When people think of cancer treatment, they usually envision brutal regimens of chemotherapy or radiation. These two treatments attack cancers by disrupting their division mechanisms or chemical processes at the cellular level.
In many cases, chemotherapy and radiotherapy produce very good results. However, for reasons not completely understood, certain cancer cells are just more resistant to traditional methods of attack.
But with some very promising immunotherapy research in recent years, additional cancer fighting tools may soon be included in the broader oncology arsenal.
One immunotherapy that has created a stir within the pharmaceutical and biotech industries over the last decade is Chimeric Antigen Receptor T-cell Therapy (CAR-T).
T-cells, lymphocytes that play a pivotal role in cell-mediated immunity, are extracted from a patient, or donor if necessary, and modified to express CARs, which direct the T-cells to recognize specific protein target sites on cancer cells.
These modified T-cells are allowed to multiply into the billions ex vivo, and then are infused back into the patient. If the infusion is successful, the CAR T-cells will continue to multiply in the body, and recognize and attack tumor cells.
CAR-T therapy has sparked an explosion of interest by companies to invest in research and pursue FDA approval of related immunotherapy drugs.
While dozens of players are either directly or indirectly involved, three institutions in particular have edged their way to the forefront of the race to bring the first of this type of drug to market: Kite Pharma, Novartis, and Juno Therapeutics. The sprint toward FDA approval of CAR T-cell drugs has not been without obstacles.
This type of drug tends to elicit an extreme immune response in patients, referred to as a “cytokine storm.” Neurotoxicity and unwanted targeting of healthy cells has also been documented. Finally, the bulk of CAR T-cell success thus far has been limited to various blood-related cancers.
Kite incorporated in 2009 as a clinical-stage drug development company. Since that time, they have partnered with dozens of research institutions to develop their drug, KTE-C19. KTE-C19 targets the CD19 antigen on many B-cell cancers, including certain lymphomas and leukemias.
In September 2016, Kite released interim results from a Phase II clinical trial using KTE-C19 on advanced diffuse large B-cell lymphoma (DLBCL) patients who were preconditioned with chemotherapy. Initially, 76% of the patients responded to the treatment.
After three months, the overall response rate dropped to 39% due to relapse, with a third of patients in the trial entering complete remission. Kite has argued that despite the drop in response, KTE-C19 is still a valid treatment for lymphoma patients who have stopped responding to traditional cancer therapies.
Novartis shocked the industry late in 2016 with plans to reorganize and eliminate key components of its cell and gene therapy group.
This surprise came as Novartis maintained its neck and neck race with Kite and Juno to get its CT019 drug, designed to treat pediatric acute lymphoblastic leukemia (ALL) by also targeting CD19, approved by the FDA in early 2017. It’s product development pipeline also includes additional trials to prove the efficacy of CT019 in treating DLBCL.

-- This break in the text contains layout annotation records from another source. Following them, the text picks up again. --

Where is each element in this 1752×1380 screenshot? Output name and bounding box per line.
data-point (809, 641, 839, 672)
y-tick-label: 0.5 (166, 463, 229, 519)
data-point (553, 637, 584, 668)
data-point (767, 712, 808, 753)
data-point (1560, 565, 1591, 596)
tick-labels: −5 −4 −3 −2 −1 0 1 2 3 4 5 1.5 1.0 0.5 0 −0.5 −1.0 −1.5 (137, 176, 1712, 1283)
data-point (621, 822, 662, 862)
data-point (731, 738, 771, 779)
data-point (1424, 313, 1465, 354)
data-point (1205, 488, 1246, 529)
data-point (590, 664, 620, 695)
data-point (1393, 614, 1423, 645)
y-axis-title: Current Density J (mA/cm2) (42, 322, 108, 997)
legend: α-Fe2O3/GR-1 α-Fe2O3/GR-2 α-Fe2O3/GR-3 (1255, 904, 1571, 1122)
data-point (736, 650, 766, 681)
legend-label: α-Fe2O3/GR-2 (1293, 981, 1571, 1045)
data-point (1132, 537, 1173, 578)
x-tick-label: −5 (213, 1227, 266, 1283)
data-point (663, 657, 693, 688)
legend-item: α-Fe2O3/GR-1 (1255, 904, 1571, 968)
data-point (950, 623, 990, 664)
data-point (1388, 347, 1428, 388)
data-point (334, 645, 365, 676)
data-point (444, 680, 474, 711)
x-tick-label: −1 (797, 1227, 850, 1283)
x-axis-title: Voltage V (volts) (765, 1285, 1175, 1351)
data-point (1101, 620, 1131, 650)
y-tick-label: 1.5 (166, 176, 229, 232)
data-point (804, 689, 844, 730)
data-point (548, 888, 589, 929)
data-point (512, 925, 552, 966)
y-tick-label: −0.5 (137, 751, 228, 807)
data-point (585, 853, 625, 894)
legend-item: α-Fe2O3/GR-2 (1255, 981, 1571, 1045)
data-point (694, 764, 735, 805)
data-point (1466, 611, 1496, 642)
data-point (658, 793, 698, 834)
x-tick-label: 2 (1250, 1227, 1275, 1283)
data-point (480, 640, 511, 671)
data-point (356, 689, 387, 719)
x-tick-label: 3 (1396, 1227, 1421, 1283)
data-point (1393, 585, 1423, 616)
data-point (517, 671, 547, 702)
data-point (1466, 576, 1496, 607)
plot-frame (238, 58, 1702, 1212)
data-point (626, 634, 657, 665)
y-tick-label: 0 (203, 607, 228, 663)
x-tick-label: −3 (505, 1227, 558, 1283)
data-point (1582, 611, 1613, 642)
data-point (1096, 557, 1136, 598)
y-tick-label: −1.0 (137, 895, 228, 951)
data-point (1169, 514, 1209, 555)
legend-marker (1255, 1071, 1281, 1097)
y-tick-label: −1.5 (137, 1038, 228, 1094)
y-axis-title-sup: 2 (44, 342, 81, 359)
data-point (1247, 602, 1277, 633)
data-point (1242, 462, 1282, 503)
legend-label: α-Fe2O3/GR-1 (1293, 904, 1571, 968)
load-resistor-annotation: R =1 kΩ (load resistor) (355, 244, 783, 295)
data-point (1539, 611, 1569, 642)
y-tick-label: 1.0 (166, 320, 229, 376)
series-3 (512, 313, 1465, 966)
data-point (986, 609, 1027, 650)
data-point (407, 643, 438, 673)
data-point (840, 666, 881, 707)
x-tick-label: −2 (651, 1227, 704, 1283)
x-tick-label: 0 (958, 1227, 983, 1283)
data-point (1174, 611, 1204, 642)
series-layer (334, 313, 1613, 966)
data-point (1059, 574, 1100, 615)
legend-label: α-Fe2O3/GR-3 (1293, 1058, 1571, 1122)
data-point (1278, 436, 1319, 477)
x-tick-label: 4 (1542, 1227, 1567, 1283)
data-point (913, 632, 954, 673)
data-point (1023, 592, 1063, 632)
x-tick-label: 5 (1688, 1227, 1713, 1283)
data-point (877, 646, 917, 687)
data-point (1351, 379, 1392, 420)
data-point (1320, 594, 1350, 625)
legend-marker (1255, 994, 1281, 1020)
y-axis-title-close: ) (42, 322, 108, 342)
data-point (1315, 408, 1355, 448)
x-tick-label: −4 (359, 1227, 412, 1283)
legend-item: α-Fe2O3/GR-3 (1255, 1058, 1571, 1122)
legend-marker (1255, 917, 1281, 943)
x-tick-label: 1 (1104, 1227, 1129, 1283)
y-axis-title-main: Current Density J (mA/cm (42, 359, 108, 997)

Despite a lay-off of 120 people, Novartis released promising data in December 2016 from ELIANA, the first global pediatric CAR T-cell trial. The Phase II study showed that CT019 elicited an 82% response for complete remission or remission with incomplete blood count recovery after three months.
Juno has had a tough year. With it’s stocks in steady decline since July, it is a far different picture than when Juno exploded onto the public market in 2014 as the hopeful collaborative spin-off of three major U.S. cancer research centers.
In June of 2014, Juno was confident that it would have it’s ALL drug, JCARO15, ready for market in early 2017. However, their trials were abruptly halted by the FDA in the following month because of the death of trial patients from cerebral edema.
The FDA lifted their restrictions several days later when Juno promised to reformulate its preconditioning regimen, but in November 2016, more patients died from the same type of complications.
Juno voluntarily paused the trial and has suspended its timeline for its formerly leading CAR T-cell candidate surrounding concerns that it was JCAR015, and not the preconditioning, to blame for the deaths. Now Juno appears to be switching its focus to the CD17 antigen using their drug JCARO17, whose Phase I results offered a 60% response rate in a small sample of DLBCL patients.
Juno also announced in late December 2016 that it is suing Kite Pharma for potential patent infringement from it’s KTE-C19 drug.
Juno’s patent, focused on T-cells modified to target the CD19 antigen using a CD28 co-stimulatory molecule, was reviewed and upheld by the U.S. Patent and Trademark Office following a challenge from Kite in mid-2015.